Sanofi and Regeneron, and Amgen are running clinical trials to measure the extent to which their medicines lower the risk of heart attacks and strokes. But cardiologists are more likely to prescribe the drugs if the trials show cardiovascular risks drop by at least 20 percent, according to a survey conducted last April by the Leerink brokerage firm. And results won’t be known until next year.

Meanwhile, the list prices for their two treatments are more than $14,000, which have caused a hurdle with insurers. As STAT noted the other day, payers have denied more than 88 percent of first-time prescriptions for patients with commercial insurance in the past year, according to Symphony Health Solutions.
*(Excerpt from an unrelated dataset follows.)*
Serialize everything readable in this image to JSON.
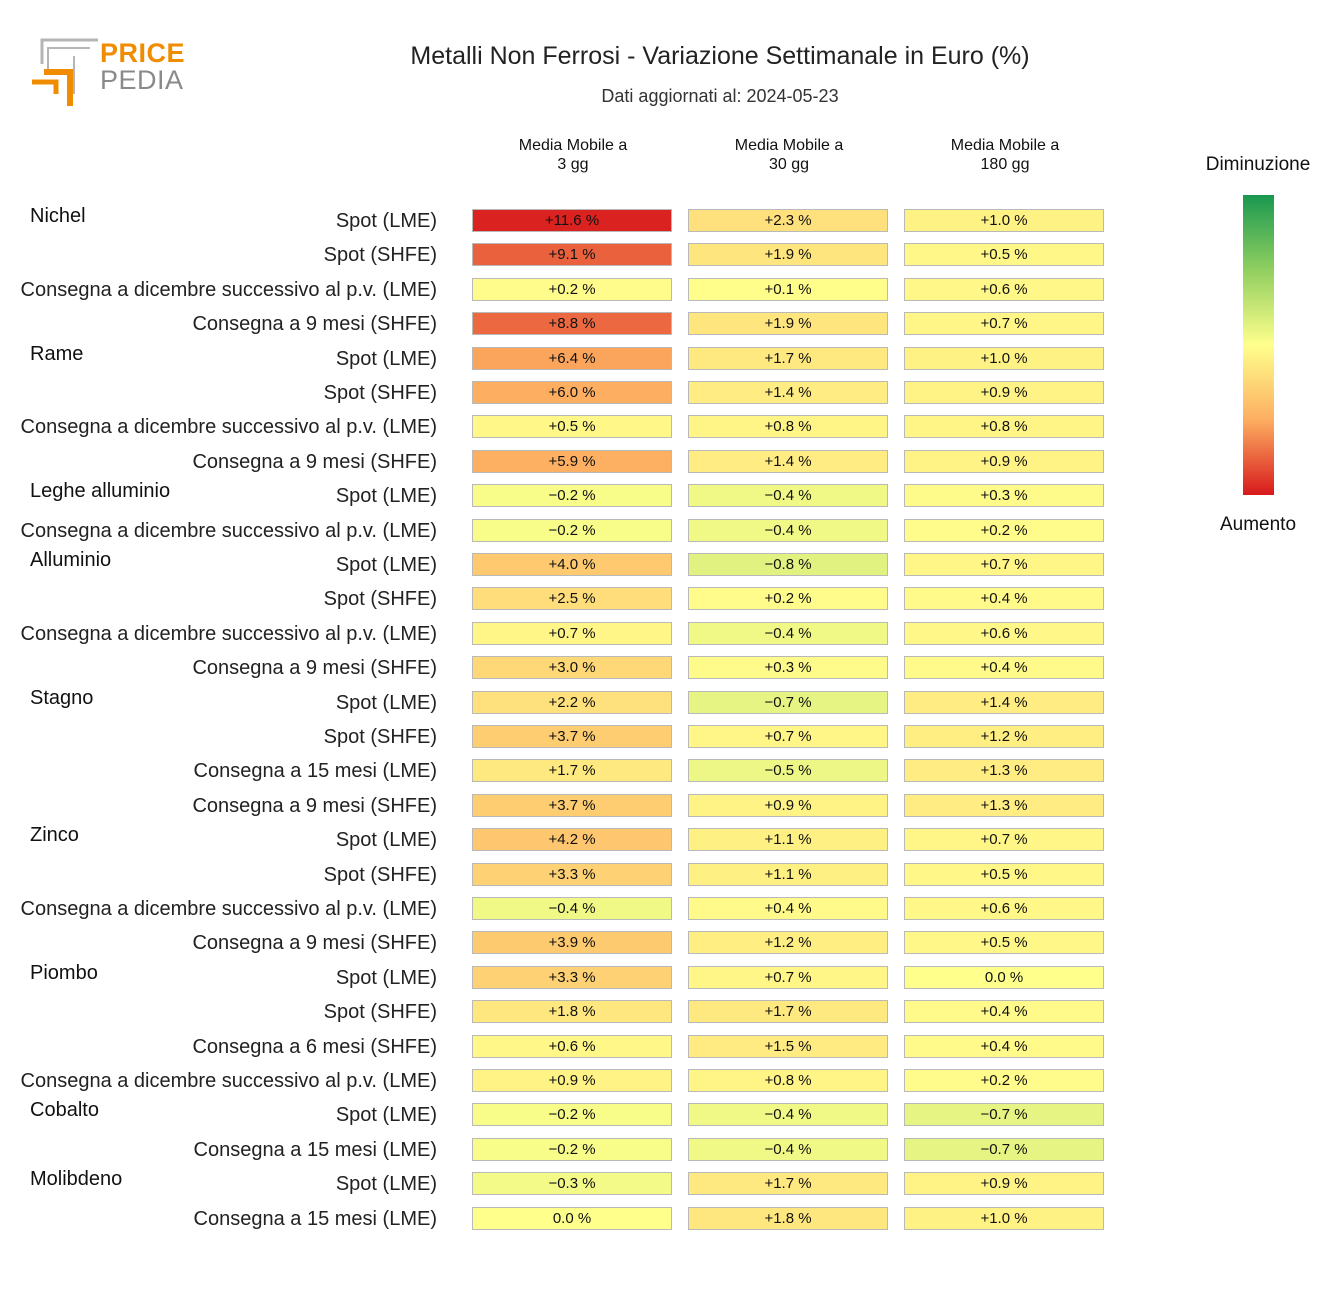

For those on Medicare, the first-time rejection rate was about 77 percent.

For these reasons, Pfizer gave the companies currently marketing a PCSK9 inhibitor a big gift.
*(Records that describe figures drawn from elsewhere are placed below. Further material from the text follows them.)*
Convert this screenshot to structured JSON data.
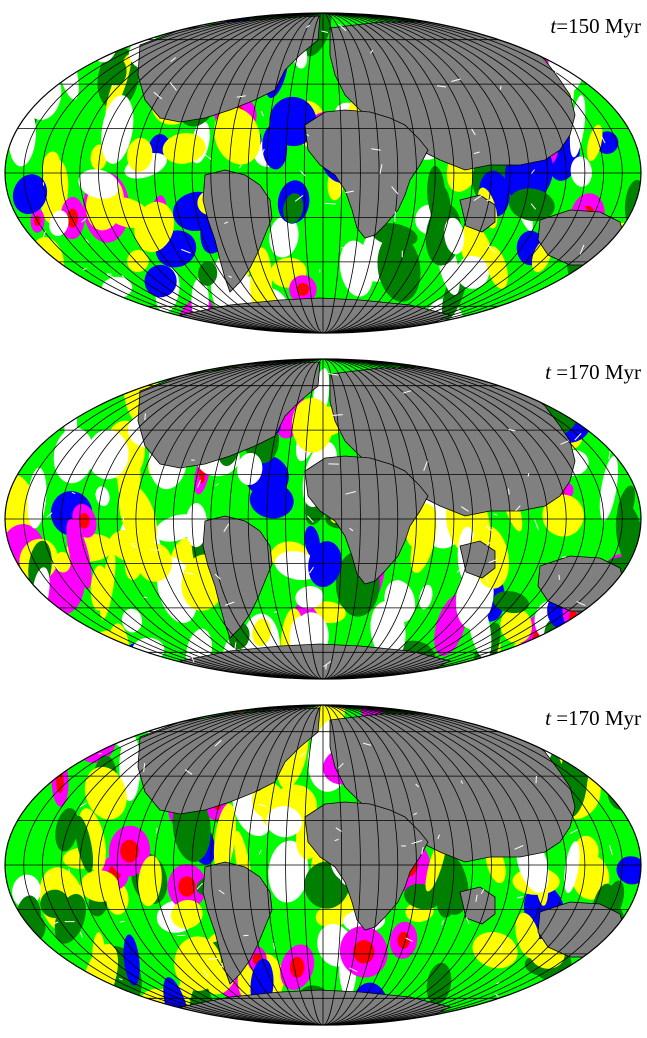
{
  "panels": [
    {
      "label_var": "t",
      "label_rest": "=150 Myr",
      "variant": 1
    },
    {
      "label_var": "t",
      "label_rest": " =170 Myr",
      "variant": 2
    },
    {
      "label_var": "t",
      "label_rest": " =170 Myr",
      "variant": 3
    }
  ],
  "colors": {
    "ocean_green": "#00ff00",
    "dark_green": "#008000",
    "yellow": "#ffff00",
    "magenta": "#ff00ff",
    "red": "#ff0000",
    "blue": "#0000ff",
    "white": "#ffffff",
    "continent_gray": "#808080",
    "grid": "#000000"
  }
}
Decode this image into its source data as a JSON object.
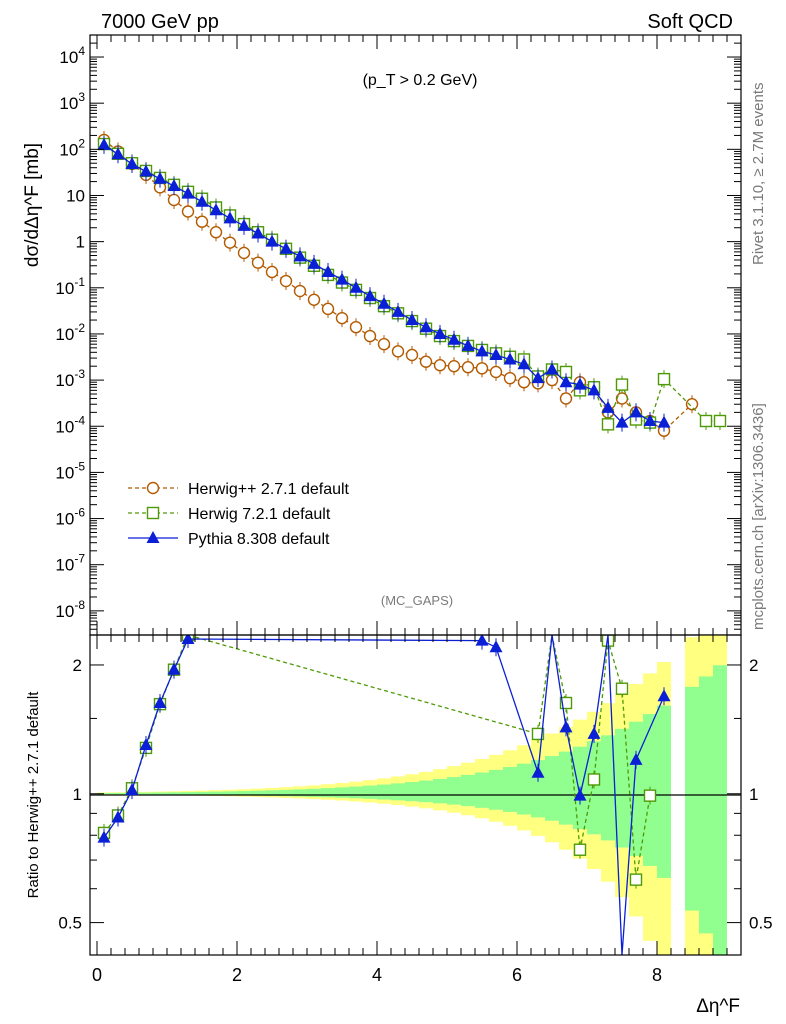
{
  "header": {
    "left": "7000 GeV pp",
    "right": "Soft QCD"
  },
  "side_labels": {
    "rivet": "Rivet 3.1.10, ≥ 2.7M events",
    "mcplots": "mcplots.cern.ch [arXiv:1306.3436]"
  },
  "chart_data": [
    {
      "type": "line",
      "panel": "main",
      "ylabel": "dσ/dΔη^F [mb]",
      "cut_label": "(p_T > 0.2 GeV)",
      "watermark": "(MC_GAPS)",
      "yscale": "log",
      "ylim": [
        3e-09,
        30000.0
      ],
      "xlim": [
        -0.1,
        9.2
      ],
      "legend_position": "bottom-left",
      "series": [
        {
          "name": "Herwig++ 2.7.1 default",
          "color": "#b35a00",
          "marker": "open-circle",
          "linestyle": "dashed",
          "x": [
            0.1,
            0.3,
            0.5,
            0.7,
            0.9,
            1.1,
            1.3,
            1.5,
            1.7,
            1.9,
            2.1,
            2.3,
            2.5,
            2.7,
            2.9,
            3.1,
            3.3,
            3.5,
            3.7,
            3.9,
            4.1,
            4.3,
            4.5,
            4.7,
            4.9,
            5.1,
            5.3,
            5.5,
            5.7,
            5.9,
            6.1,
            6.3,
            6.5,
            6.7,
            6.9,
            7.1,
            7.3,
            7.5,
            7.7,
            7.9,
            8.1,
            8.5
          ],
          "values": [
            160,
            90,
            48,
            28,
            15,
            8,
            4.5,
            2.7,
            1.6,
            0.95,
            0.57,
            0.35,
            0.22,
            0.14,
            0.085,
            0.055,
            0.035,
            0.022,
            0.014,
            0.009,
            0.006,
            0.0042,
            0.0035,
            0.0025,
            0.0021,
            0.002,
            0.0019,
            0.0018,
            0.0015,
            0.0011,
            0.0009,
            0.00085,
            0.001,
            0.0004,
            0.0009,
            0.0007,
            0.0002,
            0.0004,
            0.0002,
            0.00013,
            8e-05,
            0.0003
          ]
        },
        {
          "name": "Herwig 7.2.1 default",
          "color": "#4e9a06",
          "marker": "open-square",
          "linestyle": "dashed",
          "x": [
            0.1,
            0.3,
            0.5,
            0.7,
            0.9,
            1.1,
            1.3,
            1.5,
            1.7,
            1.9,
            2.1,
            2.3,
            2.5,
            2.7,
            2.9,
            3.1,
            3.3,
            3.5,
            3.7,
            3.9,
            4.1,
            4.3,
            4.5,
            4.7,
            4.9,
            5.1,
            5.3,
            5.5,
            5.7,
            5.9,
            6.1,
            6.3,
            6.5,
            6.7,
            6.9,
            7.1,
            7.3,
            7.5,
            7.7,
            7.9,
            8.1,
            8.7,
            8.9
          ],
          "values": [
            130,
            80,
            50,
            34,
            24,
            17,
            12,
            8.5,
            5.5,
            3.7,
            2.4,
            1.6,
            1.1,
            0.7,
            0.45,
            0.3,
            0.19,
            0.13,
            0.09,
            0.06,
            0.04,
            0.028,
            0.019,
            0.013,
            0.009,
            0.007,
            0.0055,
            0.0045,
            0.0038,
            0.0032,
            0.0028,
            0.0012,
            0.0017,
            0.0015,
            0.0006,
            0.0007,
            0.00011,
            0.0008,
            0.00014,
            0.00012,
            0.00105,
            0.00013,
            0.00013
          ]
        },
        {
          "name": "Pythia 8.308 default",
          "color": "#0a1fd6",
          "marker": "filled-triangle",
          "linestyle": "solid",
          "x": [
            0.1,
            0.3,
            0.5,
            0.7,
            0.9,
            1.1,
            1.3,
            1.5,
            1.7,
            1.9,
            2.1,
            2.3,
            2.5,
            2.7,
            2.9,
            3.1,
            3.3,
            3.5,
            3.7,
            3.9,
            4.1,
            4.3,
            4.5,
            4.7,
            4.9,
            5.1,
            5.3,
            5.5,
            5.7,
            5.9,
            6.1,
            6.3,
            6.5,
            6.7,
            6.9,
            7.1,
            7.3,
            7.5,
            7.7,
            7.9,
            8.1
          ],
          "values": [
            125,
            78,
            48,
            33,
            23,
            16,
            11,
            7.3,
            4.8,
            3.2,
            2.2,
            1.5,
            1.0,
            0.7,
            0.48,
            0.33,
            0.22,
            0.15,
            0.1,
            0.066,
            0.045,
            0.03,
            0.02,
            0.014,
            0.01,
            0.0075,
            0.0055,
            0.0042,
            0.0035,
            0.0028,
            0.0022,
            0.0011,
            0.0017,
            0.0009,
            0.0008,
            0.0006,
            0.00025,
            0.00012,
            0.0002,
            0.00013,
            0.00012
          ]
        }
      ]
    },
    {
      "type": "line",
      "panel": "ratio",
      "ylabel": "Ratio to Herwig++ 2.7.1 default",
      "xlabel": "Δη^F",
      "yscale": "log",
      "ylim": [
        0.42,
        2.35
      ],
      "x_ticks": [
        0,
        2,
        4,
        6,
        8
      ],
      "y_ticks": [
        0.5,
        1,
        2
      ],
      "reference": 1,
      "band_outer_color": "#ffff80",
      "band_inner_color": "#90ff90",
      "series": [
        {
          "name": "Herwig 7.2.1 default",
          "color": "#4e9a06",
          "marker": "open-square",
          "linestyle": "dashed",
          "x": [
            0.1,
            0.3,
            0.5,
            0.7,
            0.9,
            1.1,
            1.3,
            6.3,
            6.5,
            6.7,
            6.9,
            7.1,
            7.3,
            7.5,
            7.7,
            7.9
          ],
          "values": [
            0.81,
            0.89,
            1.03,
            1.28,
            1.62,
            1.95,
            2.35,
            1.38,
            2.5,
            1.63,
            0.74,
            1.08,
            2.28,
            1.76,
            0.63,
            0.99
          ]
        },
        {
          "name": "Pythia 8.308 default",
          "color": "#0a1fd6",
          "marker": "filled-triangle",
          "linestyle": "solid",
          "x": [
            0.1,
            0.3,
            0.5,
            0.7,
            0.9,
            1.1,
            1.3,
            5.5,
            5.7,
            6.3,
            6.5,
            6.7,
            6.9,
            7.1,
            7.3,
            7.5,
            7.7,
            8.1
          ],
          "values": [
            0.79,
            0.88,
            1.02,
            1.3,
            1.63,
            1.95,
            2.3,
            2.28,
            2.2,
            1.12,
            2.5,
            1.43,
            0.99,
            1.38,
            2.5,
            0.38,
            1.2,
            1.69
          ]
        }
      ]
    }
  ]
}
“From a commercial standpoint, having one less competitor on the market to pressure pricing is positive for Amgen and Sanofi and Regeneron,” Credit Suisse analyst Vamil Divan wrote in an investor note. “A specific concern that we have heard from investors is that Pfizer would likely come in and undercut the price or provide greater rebates to get share in this market.”

In his own note, Barclays analyst Geoff Meacham pointed out that while the drugs share the same mechanism of action, there was a higher rate of antidrug antibodies noticed in the Pfizer drug than what has been seen in the currently marketed treatments. These antibodies can counteract the therapeutic effects of a medicine which, of course, would make the Pfizer medicine less competitive.
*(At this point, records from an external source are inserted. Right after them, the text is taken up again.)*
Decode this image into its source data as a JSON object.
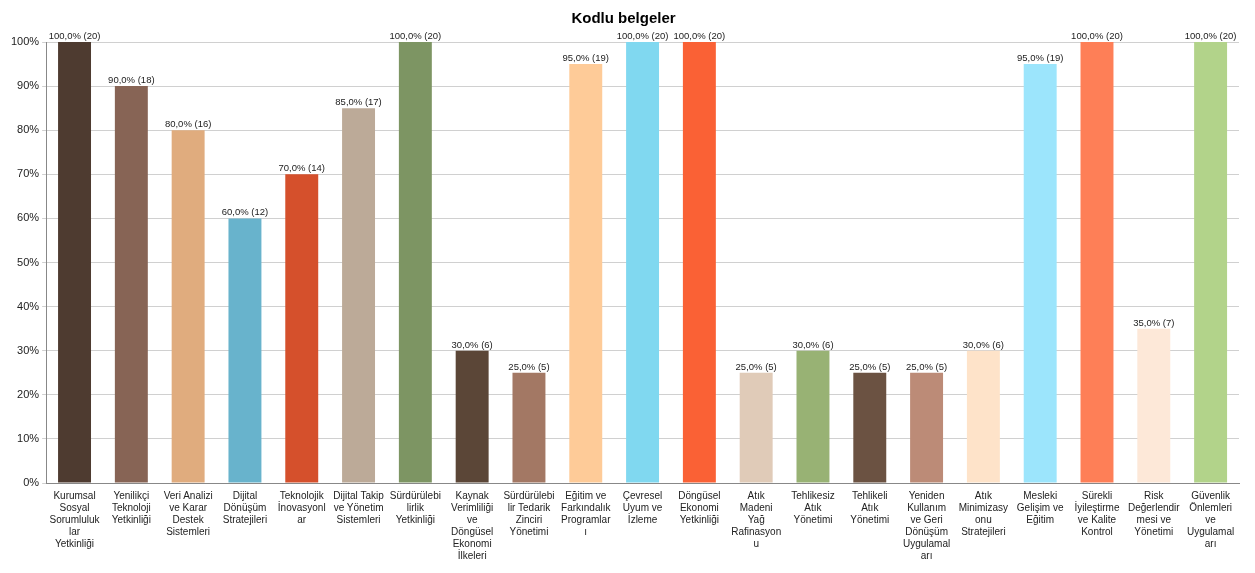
{
  "chart_data": {
    "type": "bar",
    "title": "Kodlu belgeler",
    "categories": [
      "Kurumsal Sosyal Sorumluluklar Yetkinliği",
      "Yenilikçi Teknoloji Yetkinliği",
      "Veri Analizi ve Karar Destek Sistemleri",
      "Dijital Dönüşüm Stratejileri",
      "Teknolojik İnovasyonlar",
      "Dijital Takip ve Yönetim Sistemleri",
      "Sürdürülebilirlik Yetkinliği",
      "Kaynak Verimliliği ve Döngüsel Ekonomi İlkeleri",
      "Sürdürülebilir Tedarik Zinciri Yönetimi",
      "Eğitim ve Farkındalık Programları",
      "Çevresel Uyum ve İzleme",
      "Döngüsel Ekonomi Yetkinliği",
      "Atık Madeni Yağ Rafinasyonu",
      "Tehlikesiz Atık Yönetimi",
      "Tehlikeli Atık Yönetimi",
      "Yeniden Kullanım ve Geri Dönüşüm Uygulamaları",
      "Atık Minimizasyonu Stratejileri",
      "Mesleki Gelişim ve Eğitim",
      "Sürekli İyileştirme ve Kalite Kontrol",
      "Risk Değerlendirmesi ve Yönetimi",
      "Güvenlik Önlemleri ve Uygulamaları"
    ],
    "values": [
      100,
      90,
      80,
      60,
      70,
      85,
      100,
      30,
      25,
      95,
      100,
      100,
      25,
      30,
      25,
      25,
      30,
      95,
      100,
      35,
      100
    ],
    "value_labels": [
      "100,0% (20)",
      "90,0% (18)",
      "80,0% (16)",
      "60,0% (12)",
      "70,0% (14)",
      "85,0% (17)",
      "100,0% (20)",
      "30,0% (6)",
      "25,0% (5)",
      "95,0% (19)",
      "100,0% (20)",
      "100,0% (20)",
      "25,0% (5)",
      "30,0% (6)",
      "25,0% (5)",
      "25,0% (5)",
      "30,0% (6)",
      "95,0% (19)",
      "100,0% (20)",
      "35,0% (7)",
      "100,0% (20)"
    ],
    "colors": [
      "#4e3b30",
      "#876455",
      "#e0ac7e",
      "#68b3cc",
      "#d5502c",
      "#bcaa98",
      "#7d9563",
      "#5b4637",
      "#a37864",
      "#fecb98",
      "#80d8f0",
      "#fa6135",
      "#e0cbb8",
      "#98b274",
      "#6b5242",
      "#bc8b77",
      "#fee3c9",
      "#9ce5fc",
      "#fe7f57",
      "#fde8d8",
      "#b2d38a"
    ],
    "ylim": [
      0,
      100
    ],
    "yticks": [
      {
        "value": 0,
        "label": "0%"
      },
      {
        "value": 10,
        "label": "10%"
      },
      {
        "value": 20,
        "label": "20%"
      },
      {
        "value": 30,
        "label": "30%"
      },
      {
        "value": 40,
        "label": "40%"
      },
      {
        "value": 50,
        "label": "50%"
      },
      {
        "value": 60,
        "label": "60%"
      },
      {
        "value": 70,
        "label": "70%"
      },
      {
        "value": 80,
        "label": "80%"
      },
      {
        "value": 90,
        "label": "90%"
      },
      {
        "value": 100,
        "label": "100%"
      }
    ],
    "grid": "y",
    "legend": false
  }
}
He also explained that the rate of such reactions was higher in Praluent, which is sold by Sanofi and Regeneron, compared with a placebo, than in Repatha, which is sold by Amgen. Nonetheless, “the long-term commercial success for Praluent and Repatha are clearly dependent on outcomes data expected in early 2017, but we do not see added risk from this update” on the Pfizer drug, Meacham wrote.

As for the PCSK9 inhibitors that are being developed, The Medicines Company has a treatment that is being closely watched by investors, largely because it’s relying on a different technology provided by Alnylam. Phase 2 clinical trial data is expected to be released later this month at the American Heart Society meeting that will be closely watched for signs of safety and effectiveness.

In a note to investors, RBC Capital Markets analyst Adnan Butt posits that as long as there are no surprises, the drug should prove to be a “highly competitive” alternative to payers since The Medicines Company has boasted about lower costs for developing the treatment. And he believes that “any big biopharma looking for an LDL-lowering program should want” to do a deal.

In other words, The Medicines Company is “now in the catbird’s seat to be the market disruptor,” wrote Leerink analyst Joseph Schwartz.